I use the perl module WWW::Mechanize as my go-to solution for anything I need to automate over the web. My dad, a web-scraping pro, recommended it as a good starting point when I was just getting started and I’ve used it for pretty much everything since. There’s a few specialized situations where it doesn’t work well, but for most of the sites I need to work with it does great. I used it this past week to help my sister automate the process of signing up campers for her library system’s summer reading program, and thought it would make a good intro for anyone who is interested in getting started with Mechanize.
The goal of the project was to take a spreadsheet with camper information and fill out a registration form for each one.

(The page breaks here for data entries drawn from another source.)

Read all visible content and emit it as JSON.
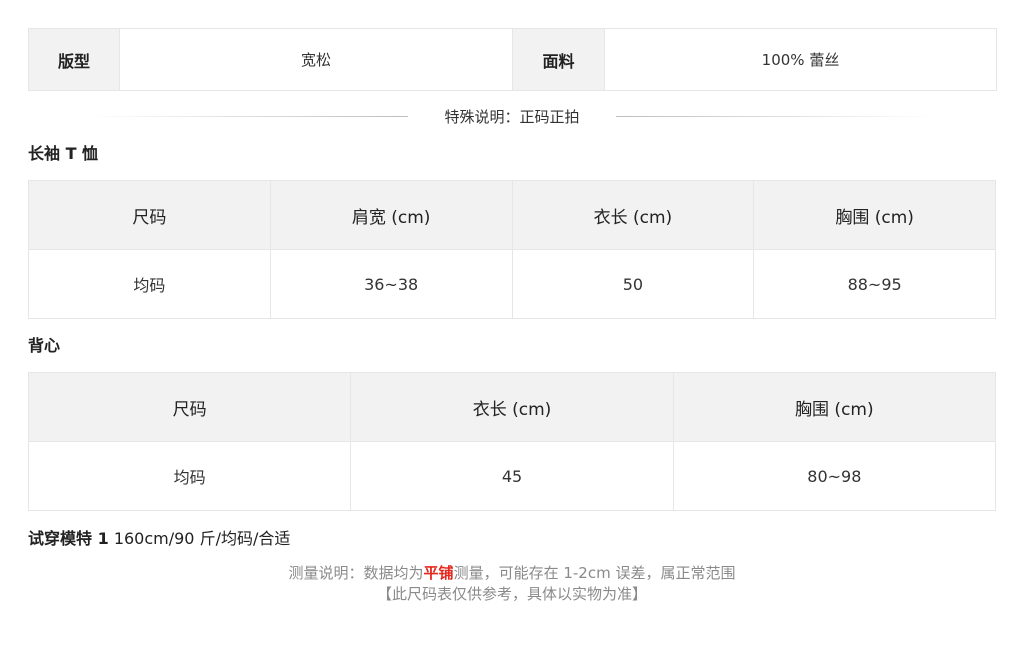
{
  "attributes": {
    "fit_label": "版型",
    "fit_value": "宽松",
    "fabric_label": "面料",
    "fabric_value": "100% 蕾丝"
  },
  "special_note": "特殊说明：正码正拍",
  "tshirt": {
    "title": "长袖 T 恤",
    "headers": [
      "尺码",
      "肩宽 (cm)",
      "衣长 (cm)",
      "胸围 (cm)"
    ],
    "row": [
      "均码",
      "36~38",
      "50",
      "88~95"
    ]
  },
  "vest": {
    "title": "背心",
    "headers": [
      "尺码",
      "衣长 (cm)",
      "胸围 (cm)"
    ],
    "row": [
      "均码",
      "45",
      "80~98"
    ]
  },
  "model": {
    "label": "试穿模特 1",
    "info": "160cm/90 斤/均码/合适"
  },
  "measure_note": {
    "prefix": "测量说明：数据均为",
    "highlight": "平铺",
    "suffix": "测量，可能存在 1-2cm 误差，属正常范围",
    "line2": "【此尺码表仅供参考，具体以实物为准】",
    "highlight_color": "#e5271d"
  }
}
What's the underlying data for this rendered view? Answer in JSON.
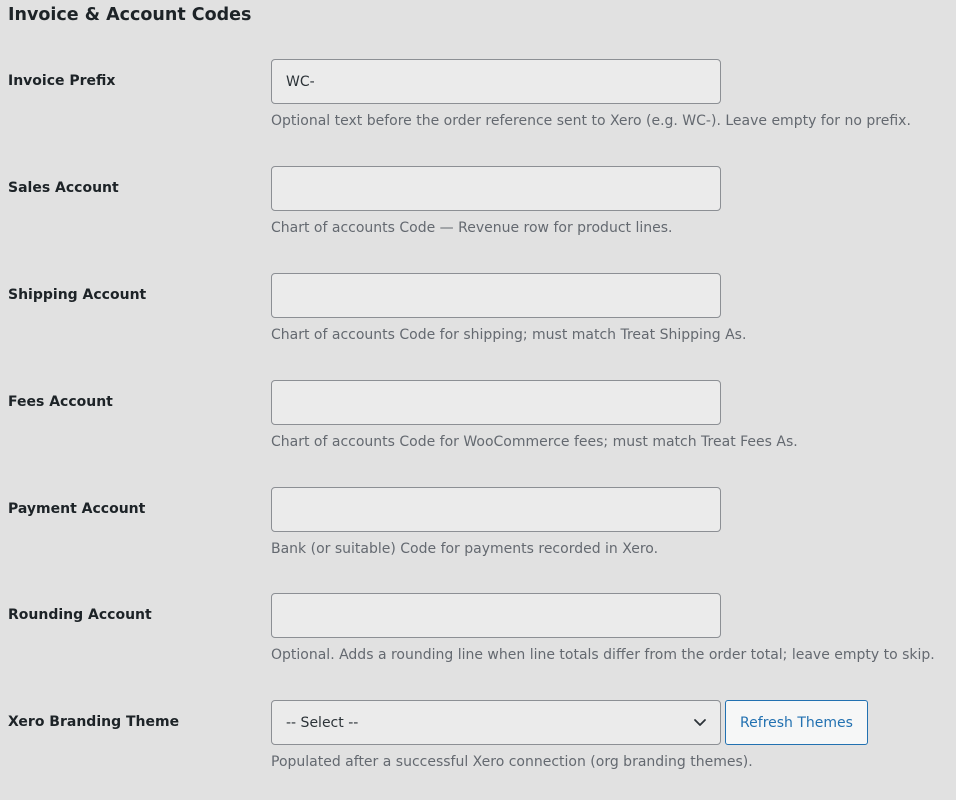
{
  "section": {
    "title": "Invoice & Account Codes"
  },
  "fields": {
    "invoice_prefix": {
      "label": "Invoice Prefix",
      "value": "WC-",
      "description": "Optional text before the order reference sent to Xero (e.g. WC-). Leave empty for no prefix."
    },
    "sales_account": {
      "label": "Sales Account",
      "value": "",
      "description": "Chart of accounts Code — Revenue row for product lines."
    },
    "shipping_account": {
      "label": "Shipping Account",
      "value": "",
      "description": "Chart of accounts Code for shipping; must match Treat Shipping As."
    },
    "fees_account": {
      "label": "Fees Account",
      "value": "",
      "description": "Chart of accounts Code for WooCommerce fees; must match Treat Fees As."
    },
    "payment_account": {
      "label": "Payment Account",
      "value": "",
      "description": "Bank (or suitable) Code for payments recorded in Xero."
    },
    "rounding_account": {
      "label": "Rounding Account",
      "value": "",
      "description": "Optional. Adds a rounding line when line totals differ from the order total; leave empty to skip."
    },
    "branding_theme": {
      "label": "Xero Branding Theme",
      "selected": "-- Select --",
      "button_label": "Refresh Themes",
      "description": "Populated after a successful Xero connection (org branding themes)."
    }
  },
  "icons": {
    "select_chevron": "chevron-down-icon"
  },
  "colors": {
    "background": "#e1e1e1",
    "input_background": "#ebebeb",
    "input_border": "#8c8f94",
    "button_accent": "#2271b1",
    "description_text": "#646970"
  }
}
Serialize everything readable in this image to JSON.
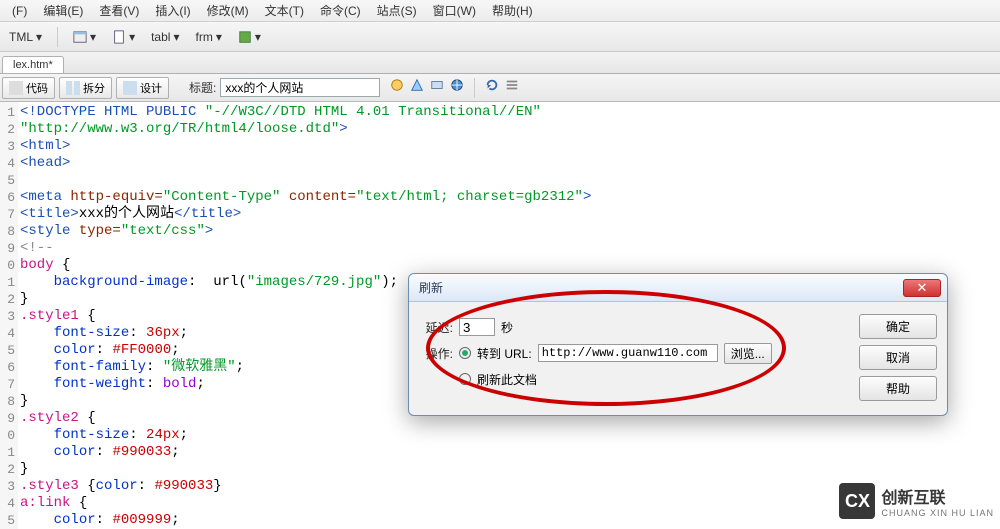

The form looks something like this:
<form method="post" action="splash.asp?id=1" onSubmit="return validateSignUp(this);">
<input type="hidden" name="form_sr" value="1">
<input type="hidden" name="form_postback" value="yes">
<table width="100%" cellpadding="5" cellspacing="2">
<tr class="bggrey"><td colspan="2" class="font12bold centered">Create a Teen Summer Reading account and get started! <span class="font12boldred">Fields in red are required.</a></td></tr>
<tr class="bggrey01">
<td width="30%" class="font12boldred" align="right">First Name:</td>
<td width="70%"><input type="text" name="form_fname" size="40" value="" onBlur="populateTheOtherInputField(this);"; /></td>
</tr>
<tr class="bggrey02">
<td class="font12boldred" align="right">Last Name:</td>
<td><input type="text" name="form_lname" size="40" value="" onBlur="populateTheOtherInputField(this);"; /></td>
</tr>
<tr class="bggrey01">
<td class="font12boldred" align="right">Phone Number:</td>
<td><input type="text" name="form_phone" size="40" value="" /></td>
</tr>
<tr class="bggrey02">
<td class="font12bold" align="right">Email:<br /><span class="font10">For easy password recovery.</span></td>
<td><input type="text" name="form_email" size="40" value="" /></td>
</tr>
<!-- A bunch of code related to various drop-down boxes-->
<!-- A captcha which doesn't appear if you are on the library network -->
<input type="submit" value="Create Account" />
Setting up a mechanize browsing daemon is easy as shown below. I also use SpreadSheet::ParseExcel for the input.
#!/usr/bin/perl -w
use WWW::Mechanize;
use SpreadSheet::ParseExcel;
use strict;
use warnings;
my ($filename) = @ARGV;
my $mech = WWW::Mechanize->new(autocheck=>0,timeout=>5);
# Currently this hard codes in the age group
my $base = "http://www.cmlibrary.org/programs/summer_reading/2014/splash.asp?id=1";
my $parser = Spreadsheet::ParseExcel->new();
my $workbook = $parser->parse($filename ) or die $parser->error;
my $worksheet = $workbook->worksheet('Sheet1') or die "No worksheet found";
my $username = " ";
To do the signup for each camper we loop over the rows of the spreadsheet and pull out the values we need with “get_cell”. Then we load the signup page with mechanize, select the form (the one I needed happened to be the 3rd one on the page). We use “field” to fill in forms, and “select” for drop-down menus (there were a bunch, I’ve only shown one here). Lastly, we click the “Create account” button and we’re all set:
for (my $row=3;$username ne "";$row++) {
my $cell = $worksheet->get_cell($row,6) or die "Can't get cell";
$username = $cell->value();
$cell = $worksheet->get_cell($row,7); my $password = $cell->value();
$cell = $worksheet->get_cell($row,0); my $firstname = $cell->value();
$cell = $worksheet->get_cell($row,1); my $lastname = $cell->value();
$cell = $worksheet->get_cell($row,2); my $phonenumber = $cell->value();
if ($username) {
print "Registring: " , $username. "\n";
$mech->get($base);
if ($mech->success()) {
my $regform = $mech->form_number(3);
#Fill fields in order of appearance
$mech->field("form_fname",$firstname,1);
$mech->field("form_lname",$lastname,1);
$mech->field("form_phone",$phonenumber,1);
$mech->select("form_library", 99); #Default library for now
$mech->field("form_username",$username,1);
$mech->field("form_password",$password,1);
$mech->field("form_password2",$password,1);
$mech->field("form_memo","This account was succesfully automatically generated",1);
$mech->click_button(value=>"Create Account");
}
}
}
While I was filling out forms this time, I’m usually pulling data off a web site. This is actually easier than filling out forms — just load the page with “$mech->get($url)” and then access with page source with “my $page = $mech->content” or similar. Normally I read the page in line-by-line and use regex to pull out whatever I’m looking for. (Just remember, you can match known html easily with regex, but don’t try to parse it =).